Online updates of SCVI, SCANVI, and TOTALVI with the scArches method

It is now possible to iteratively update these models with new samples, without altering the model for the “reference” population. Here we use the scArches method. For usage, please see the tutorial in the user guide.

To enable scArches in our models, we added a few new options. The first is encode_covariates, which is an SCVI option to encode the one-hotted batch covariate. We also allow users to exchange batch norm in the encoder and decoder with layer norm, which can be though of as batch norm but per cell. As the layer norm we use has no parameters, it’s a bit faster than models with batch norm. We don’t find many differences between using batch norm or layer norm in our models, though we have kept defaults the same in this case. To run scArches effectively, batch norm should be exhanged with layer norm.

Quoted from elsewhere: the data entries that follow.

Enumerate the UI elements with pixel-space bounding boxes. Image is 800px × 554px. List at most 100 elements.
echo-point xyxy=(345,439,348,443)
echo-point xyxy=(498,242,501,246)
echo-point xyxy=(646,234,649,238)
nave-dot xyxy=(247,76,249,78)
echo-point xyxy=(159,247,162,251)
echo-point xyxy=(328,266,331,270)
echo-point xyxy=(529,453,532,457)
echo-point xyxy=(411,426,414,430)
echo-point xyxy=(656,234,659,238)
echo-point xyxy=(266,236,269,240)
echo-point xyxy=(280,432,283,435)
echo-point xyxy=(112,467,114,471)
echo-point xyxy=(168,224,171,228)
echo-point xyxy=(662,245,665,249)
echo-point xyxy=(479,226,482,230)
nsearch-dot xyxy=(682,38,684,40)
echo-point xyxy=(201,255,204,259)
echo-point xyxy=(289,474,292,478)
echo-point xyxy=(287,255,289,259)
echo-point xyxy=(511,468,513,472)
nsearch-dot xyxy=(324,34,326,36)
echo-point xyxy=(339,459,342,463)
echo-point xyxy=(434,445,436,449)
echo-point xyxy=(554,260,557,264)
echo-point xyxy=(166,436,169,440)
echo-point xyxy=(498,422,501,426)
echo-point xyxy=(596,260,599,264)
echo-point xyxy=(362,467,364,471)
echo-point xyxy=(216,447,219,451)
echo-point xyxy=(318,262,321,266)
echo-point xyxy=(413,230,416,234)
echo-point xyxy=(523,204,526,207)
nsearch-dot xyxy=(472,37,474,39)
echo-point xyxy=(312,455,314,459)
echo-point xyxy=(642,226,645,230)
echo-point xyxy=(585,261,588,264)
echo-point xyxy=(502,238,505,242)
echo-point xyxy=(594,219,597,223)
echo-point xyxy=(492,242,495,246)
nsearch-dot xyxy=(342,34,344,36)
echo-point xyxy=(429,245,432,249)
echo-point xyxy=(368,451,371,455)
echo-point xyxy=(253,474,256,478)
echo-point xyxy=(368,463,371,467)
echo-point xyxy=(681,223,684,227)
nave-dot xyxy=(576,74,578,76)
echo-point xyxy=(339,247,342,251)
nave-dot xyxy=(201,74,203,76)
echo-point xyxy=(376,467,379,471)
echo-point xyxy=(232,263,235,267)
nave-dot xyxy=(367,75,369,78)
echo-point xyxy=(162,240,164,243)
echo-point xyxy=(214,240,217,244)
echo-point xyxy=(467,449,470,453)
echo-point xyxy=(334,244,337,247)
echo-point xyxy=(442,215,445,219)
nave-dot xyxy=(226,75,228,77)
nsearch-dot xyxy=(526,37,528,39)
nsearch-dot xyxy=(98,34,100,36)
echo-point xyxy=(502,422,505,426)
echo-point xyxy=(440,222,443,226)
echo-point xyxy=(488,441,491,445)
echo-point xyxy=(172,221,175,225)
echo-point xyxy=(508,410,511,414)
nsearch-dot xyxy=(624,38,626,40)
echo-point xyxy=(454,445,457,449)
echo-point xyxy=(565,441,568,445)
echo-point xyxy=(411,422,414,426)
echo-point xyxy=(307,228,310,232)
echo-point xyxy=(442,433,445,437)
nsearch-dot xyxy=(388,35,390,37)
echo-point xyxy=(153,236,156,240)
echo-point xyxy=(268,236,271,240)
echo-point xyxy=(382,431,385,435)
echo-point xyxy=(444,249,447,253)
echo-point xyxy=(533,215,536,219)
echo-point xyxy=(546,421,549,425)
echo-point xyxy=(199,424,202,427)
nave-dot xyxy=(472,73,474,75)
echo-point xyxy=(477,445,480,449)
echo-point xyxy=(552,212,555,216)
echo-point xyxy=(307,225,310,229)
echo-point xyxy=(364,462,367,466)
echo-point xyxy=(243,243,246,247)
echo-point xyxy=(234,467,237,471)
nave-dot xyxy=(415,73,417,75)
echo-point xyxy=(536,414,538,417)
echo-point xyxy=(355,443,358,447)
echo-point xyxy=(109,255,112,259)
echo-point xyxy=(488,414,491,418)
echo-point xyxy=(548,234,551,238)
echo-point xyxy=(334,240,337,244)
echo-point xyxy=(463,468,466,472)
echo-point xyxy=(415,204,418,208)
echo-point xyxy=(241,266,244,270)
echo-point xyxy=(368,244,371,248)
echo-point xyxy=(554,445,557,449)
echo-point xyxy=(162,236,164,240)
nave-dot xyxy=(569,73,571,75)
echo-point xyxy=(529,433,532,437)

Empirical initialization of protein background parameters with totalVI

The learned prior parameters for the protein background were randomly initialized. Now, they can be set with the empirical_protein_background_prior option in TOTALVI. This option fits a two-component Gaussian mixture model per cell, separating those proteins that are background for the cell and those that are foreground, and aggregates the learned mean and variance of the smaller component across cells. This computation is done per batch, if the batch_key was registered. We emphasize this is just for the initialization of a learned parameter in the model.

Use observed library size option

Many of our models like SCVI, SCANVI, and TOTALVI learn a latent library size variable. The option use_observed_lib_size may now be passed on model initialization. We have set this as True by default, as we see no regression in performance, and training is a bit faster.

Important changes

  • To facilitate these enhancements, saved TOTALVI models from previous versions will not load properly. This is due to an architecture change of the totalVI encoder, related to latent library size handling.

  • The default latent distribtuion for TOTALVI is now “normal”.

  • Autotune was removed from this release. We could not maintain the code given the new API changes and we will soon have alternative ways to tune hyperparameters.

  • Protein names during setup_anndata() are now stored in adata.uns[“_scvi”][“protein_names”], instead of adata.uns[“scvi_protein_names”].

Bug fixes

  • Fixed an issue where the unlabeled category affected the SCANVI architecture prior distribution. Unfortunately, by fixing this bug, loading previously trained (<v0.8.0) SCANVI models will fail.